Ucraina, la Commissione Ue prepara un piano per la ricostruzione. Altri 200 milioni di euro di aiuti per i rifugiati

La presidente della Commissione europea Ursula von der Leyen (al centro) con i co-organizzatori della conferenza dei donatori: il primo ministro polacco Mateusz Morawiecki (a sinistra) e la prima ministra svedese Magdalena Andersson (a destra). [EPA-EFE/Rafal Guz POLAND OUT]

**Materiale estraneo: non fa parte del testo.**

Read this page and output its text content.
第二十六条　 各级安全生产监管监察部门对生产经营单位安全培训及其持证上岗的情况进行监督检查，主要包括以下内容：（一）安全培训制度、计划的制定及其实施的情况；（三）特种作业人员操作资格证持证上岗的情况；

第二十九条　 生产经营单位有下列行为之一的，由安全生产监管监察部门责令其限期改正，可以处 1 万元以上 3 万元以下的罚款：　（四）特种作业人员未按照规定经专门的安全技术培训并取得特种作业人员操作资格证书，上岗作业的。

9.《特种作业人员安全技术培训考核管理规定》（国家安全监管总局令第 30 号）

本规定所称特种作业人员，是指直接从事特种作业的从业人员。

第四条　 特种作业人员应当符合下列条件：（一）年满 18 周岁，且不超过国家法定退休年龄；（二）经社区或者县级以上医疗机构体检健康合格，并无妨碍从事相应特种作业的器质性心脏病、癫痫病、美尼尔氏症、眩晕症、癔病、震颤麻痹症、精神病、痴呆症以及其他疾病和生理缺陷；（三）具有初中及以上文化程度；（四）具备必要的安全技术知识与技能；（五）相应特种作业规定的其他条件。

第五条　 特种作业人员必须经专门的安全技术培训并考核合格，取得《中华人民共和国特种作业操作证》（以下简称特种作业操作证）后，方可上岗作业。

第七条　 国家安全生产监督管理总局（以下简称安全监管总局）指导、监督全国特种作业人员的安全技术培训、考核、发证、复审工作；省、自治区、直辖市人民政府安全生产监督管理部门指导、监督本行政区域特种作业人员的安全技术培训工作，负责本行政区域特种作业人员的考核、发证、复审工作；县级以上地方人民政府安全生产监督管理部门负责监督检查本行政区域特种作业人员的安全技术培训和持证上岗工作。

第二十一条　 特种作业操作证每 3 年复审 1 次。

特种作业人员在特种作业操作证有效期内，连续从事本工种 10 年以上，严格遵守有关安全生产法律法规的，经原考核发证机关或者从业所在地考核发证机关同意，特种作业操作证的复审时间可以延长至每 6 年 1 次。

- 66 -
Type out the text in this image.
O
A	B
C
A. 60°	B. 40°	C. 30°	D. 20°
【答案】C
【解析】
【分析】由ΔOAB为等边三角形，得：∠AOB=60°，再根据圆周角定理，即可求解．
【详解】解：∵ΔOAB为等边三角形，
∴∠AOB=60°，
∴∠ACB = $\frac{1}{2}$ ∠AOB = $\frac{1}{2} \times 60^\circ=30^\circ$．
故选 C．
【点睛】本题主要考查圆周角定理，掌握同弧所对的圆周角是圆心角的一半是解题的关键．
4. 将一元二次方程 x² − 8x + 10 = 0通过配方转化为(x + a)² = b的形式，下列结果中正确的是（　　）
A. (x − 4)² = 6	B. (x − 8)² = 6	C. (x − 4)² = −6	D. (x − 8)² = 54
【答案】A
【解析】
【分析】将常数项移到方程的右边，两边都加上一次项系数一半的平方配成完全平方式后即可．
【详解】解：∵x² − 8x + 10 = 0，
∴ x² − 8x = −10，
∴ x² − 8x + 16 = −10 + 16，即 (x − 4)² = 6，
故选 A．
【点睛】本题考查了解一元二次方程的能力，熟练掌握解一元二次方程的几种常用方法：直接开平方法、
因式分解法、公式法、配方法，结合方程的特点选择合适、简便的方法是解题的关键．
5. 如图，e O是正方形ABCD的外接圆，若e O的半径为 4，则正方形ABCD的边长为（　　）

La Commissione europea ha confermato mercoledì 4 maggio la preparazione di un piano d’azione per la ricostruzione dell’Ucraina una volta terminato il conflitto armato. Annunciati anche altri 200 milioni di euro di aiuti per i rifugiati, nell’ambito degli oltre 6 miliardi raccolti dalla conferenza dei donatori a Varsavia.

“Il nuovo pacchetto dovrebbe portare massicci investimenti per rispondere alle esigenze e alle riforme necessarie”, ha dichiarato la presidente della Commissione Ue Ursula von der Leyen. “Vogliamo che l’Ucraina vinca questa guerra, ma anche fissare le condizioni perché il Paese abbia successo in seguito”, ha proseguito.

Non è ancora chiaro cosa potrebbe essere incluso in un simile pacchetto di ripresa. Ad aprile, il presidente della Banca europea degli investimenti Werner Hoyer aveva avvertito che la ricostruzione del Paese avrebbe richiesto grandi investimenti pubblici e privati.

“Se riusciremo alla fine a ricostruire l’Ucraina, avremo a che fare con cifre oltre ogni immaginazione nel momento attuale”, ha detto. Uno studio recente del Centro di ricerca di politica economica (Cepr) ha stimato il costo della guerra tra 200 e 500 miliardi di euro. I soli danni alle infrastrutture sarebbero pari ad almeno 60 miliardi, secondo la Banca mondiale.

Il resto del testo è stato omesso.